Questi, sfruttando la sua capacità di mantenere con l’esterno elevate capacità comunicative, si è reso protagonista di una vera e propria esponenziale ascesa criminale che gli ha consentito di porsi quale interlocutore, in termini di sostanziale parità, con esponenti di primo piano di cosa nostra agrigentina quali Pietro Craparo  e Gaetano Licata, entrambi, come prima evidenziato, componenti della famiglia di Agrigento/Villaseta rispettivamente con il ruolo di capo e di principale gregario di quest’ultimo, nonché promotori di una distinta associazione criminale anch’essa dedita al traffico di sostanza stupefacente operante nella provincia di Agrigento ed in rapporti con esponenti di cosa  nostra di Palermo.

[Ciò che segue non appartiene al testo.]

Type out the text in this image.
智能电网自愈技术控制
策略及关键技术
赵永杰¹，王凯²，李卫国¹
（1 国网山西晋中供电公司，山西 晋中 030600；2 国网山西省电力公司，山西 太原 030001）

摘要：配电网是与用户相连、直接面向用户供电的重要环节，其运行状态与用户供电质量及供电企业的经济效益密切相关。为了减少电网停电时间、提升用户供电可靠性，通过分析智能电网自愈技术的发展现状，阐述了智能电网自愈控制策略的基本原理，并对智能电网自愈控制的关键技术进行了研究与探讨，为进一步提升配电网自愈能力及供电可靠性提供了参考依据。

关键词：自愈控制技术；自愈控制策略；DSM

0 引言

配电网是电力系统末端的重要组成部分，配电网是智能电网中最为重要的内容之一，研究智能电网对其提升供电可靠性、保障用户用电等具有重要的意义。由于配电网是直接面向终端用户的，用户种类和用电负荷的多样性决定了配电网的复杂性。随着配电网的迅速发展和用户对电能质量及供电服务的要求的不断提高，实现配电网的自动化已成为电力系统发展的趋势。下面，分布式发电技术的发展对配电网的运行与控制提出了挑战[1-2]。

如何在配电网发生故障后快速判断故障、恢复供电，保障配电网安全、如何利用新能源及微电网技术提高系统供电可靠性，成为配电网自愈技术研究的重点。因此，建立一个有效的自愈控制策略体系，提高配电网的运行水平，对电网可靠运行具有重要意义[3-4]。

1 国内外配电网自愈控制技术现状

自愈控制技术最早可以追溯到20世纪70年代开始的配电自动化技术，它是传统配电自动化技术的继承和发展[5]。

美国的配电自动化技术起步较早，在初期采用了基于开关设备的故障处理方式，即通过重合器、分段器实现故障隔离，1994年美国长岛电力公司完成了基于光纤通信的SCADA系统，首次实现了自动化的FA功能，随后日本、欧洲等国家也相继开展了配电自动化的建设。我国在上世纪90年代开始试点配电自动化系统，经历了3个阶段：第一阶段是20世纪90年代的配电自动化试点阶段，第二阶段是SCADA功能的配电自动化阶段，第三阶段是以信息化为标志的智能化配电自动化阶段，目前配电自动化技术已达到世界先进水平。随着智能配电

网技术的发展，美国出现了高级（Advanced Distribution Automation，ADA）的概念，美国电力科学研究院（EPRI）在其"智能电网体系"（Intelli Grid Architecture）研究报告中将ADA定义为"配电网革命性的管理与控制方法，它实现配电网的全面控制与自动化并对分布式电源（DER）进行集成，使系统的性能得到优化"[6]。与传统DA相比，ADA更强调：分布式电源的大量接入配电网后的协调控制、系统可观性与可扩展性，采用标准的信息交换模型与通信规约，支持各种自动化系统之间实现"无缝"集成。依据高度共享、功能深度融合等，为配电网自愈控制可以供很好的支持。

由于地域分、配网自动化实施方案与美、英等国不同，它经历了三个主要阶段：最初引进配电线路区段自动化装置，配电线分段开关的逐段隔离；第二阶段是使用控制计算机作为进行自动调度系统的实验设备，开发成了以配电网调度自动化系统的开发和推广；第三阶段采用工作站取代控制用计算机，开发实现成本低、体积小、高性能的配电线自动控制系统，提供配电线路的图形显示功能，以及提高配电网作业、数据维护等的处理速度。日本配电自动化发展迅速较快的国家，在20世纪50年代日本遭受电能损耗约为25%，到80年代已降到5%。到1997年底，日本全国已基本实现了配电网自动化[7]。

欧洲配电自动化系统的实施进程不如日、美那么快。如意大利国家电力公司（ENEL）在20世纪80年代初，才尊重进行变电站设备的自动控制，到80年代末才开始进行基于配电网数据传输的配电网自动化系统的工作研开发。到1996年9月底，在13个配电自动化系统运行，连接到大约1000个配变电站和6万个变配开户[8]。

Proprio riguardo a tale attività di traffico di sostanze stupefacenti, il 27.05.2025 veniva arrestano in flagranza di reato Cristian Terrana, fermato a Porto Empedocle a bordo di un motociclo privo di assicurazione e con all’interno di un borsello 506 grammi di sostanza stupefacente del tipo cocaina e la somma in contanti di 780,00 euro in banconote di vario taglio. La successiva perquisizione domiciliare permetteva di rinvenire e sequestrare l’ulteriore somma di 4.880,00 euro.